Der Iraner Heidari offenbarte sich als kompakter starker Gegner. Es war schwer, ihn greifen zu können. Ich behielt aber die Ruhe. Der Iraner nicht: Aus meiner Kopfklammer in den letzten Sekunden liess ich ihn nicht heraus, er foulte, und das Kampfgericht bestrafte ihn mit zwei Zählern für mich. Das war dann der Endstand von 5 zu 5 Punkten. Das Regelwerk sicherte mir den Sieg.
Wie fühlten sie sich anschliessend?
Körperlich war ich einfach platt und hatte keine Gedanken im Kopf, nach und nach wuchs das Glücksgefühl und die Freude über den Finaleinzug am nächsten Tag. Ich spürte alle Strapazen in den Muskeln. So eine Weltmeisterschaft der Aktiven ist doch etwas anderes, als ein Juniorenturnier.
Wie verlief das Finale?
Ich erholte mich körperlich und hoch motiviert. Entweder oder, dachte ich. Ich war parat und besass ein klares Kampfkonzept gegen den Finnen Kuosmanen, der den Topfavoriten und Titelverteidiger Melnikov aus Russland eliminierte. Es lief zu Beginn recht gut. Eine Sekunde liess ich die Spannung raus und der Nordeuropäer punktete entscheidend gegen mich. Somit stand er auf der obersten Stufe. A b e r ich bekam die Silbermedaille überreicht, bin Vizeweltmeister.
Wie war die Resonanz darüber?
Noch in Moskau erreichten mich zahlreiche Glückwünsche von Freunden der Ringerriege Brunnen, der Swiss Wrestling Federation sowie vieler Sportler in der Welt, die mich kennen.
Wie begann das eigentlich mit dem Ringkampf für Sie?
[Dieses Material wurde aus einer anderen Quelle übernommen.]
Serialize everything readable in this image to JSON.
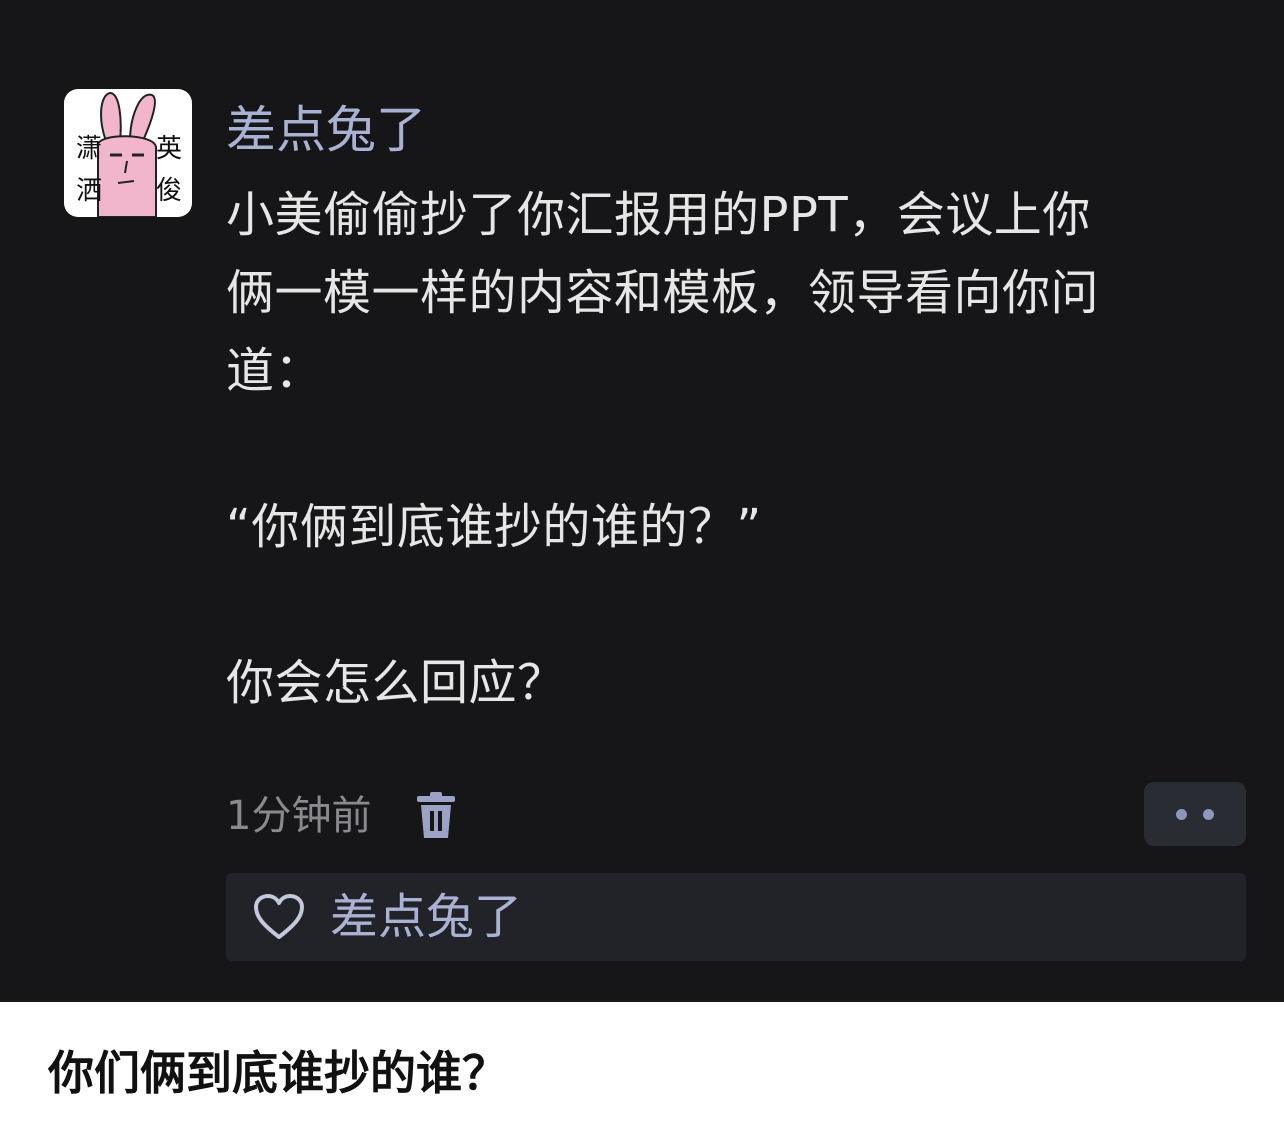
{
  "post": {
    "author": "差点兔了",
    "avatar_text": [
      "潇",
      "洒",
      "英",
      "俊"
    ],
    "body": "小美偷偷抄了你汇报用的PPT，会议上你\n俩一模一样的内容和模板，领导看向你问\n道：\n\n“你俩到底谁抄的谁的？”\n\n你会怎么回应？",
    "time": "1分钟前",
    "icons": {
      "delete": "trash-icon",
      "more": "more-dots-icon",
      "like": "heart-icon"
    }
  },
  "likes": {
    "names": "差点兔了"
  },
  "caption": {
    "text": "你们俩到底谁抄的谁？"
  },
  "colors": {
    "background": "#161618",
    "username": "#aab2d4",
    "body_text": "#e6e6e6",
    "muted_text": "#8a8a8e",
    "avatar_pink": "#f2b6cc"
  }
}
Mein jüngerer Bruder, mit dem ich heute in einer Mannschaft bei der Ringerriege Brunnen kämpfe, nahm mich mit und ich begann Spass daran zu haben.
… und wie weiter?
Ich wollte dann unbedingt Schweizer Meister werden. Trainierte dafür, beobachtete internationale Spitzenathleten in der Deutschen Bundesliga; und so reifte meine Idee: „So gut will ich auch werden.“ Ich kämpfte um den Kaderstatus beim Schweizer Verband. Damit stand mir der Weg für internationale Auftritte offen. Diese ebneten mir den Weg zur Spitzensport-RS in Magglingen und natürlich den nach Moskau mit meinem bisher grössten Erfolg.
Wieso entschieden Sie sich für den Griechisch-römischen Stil?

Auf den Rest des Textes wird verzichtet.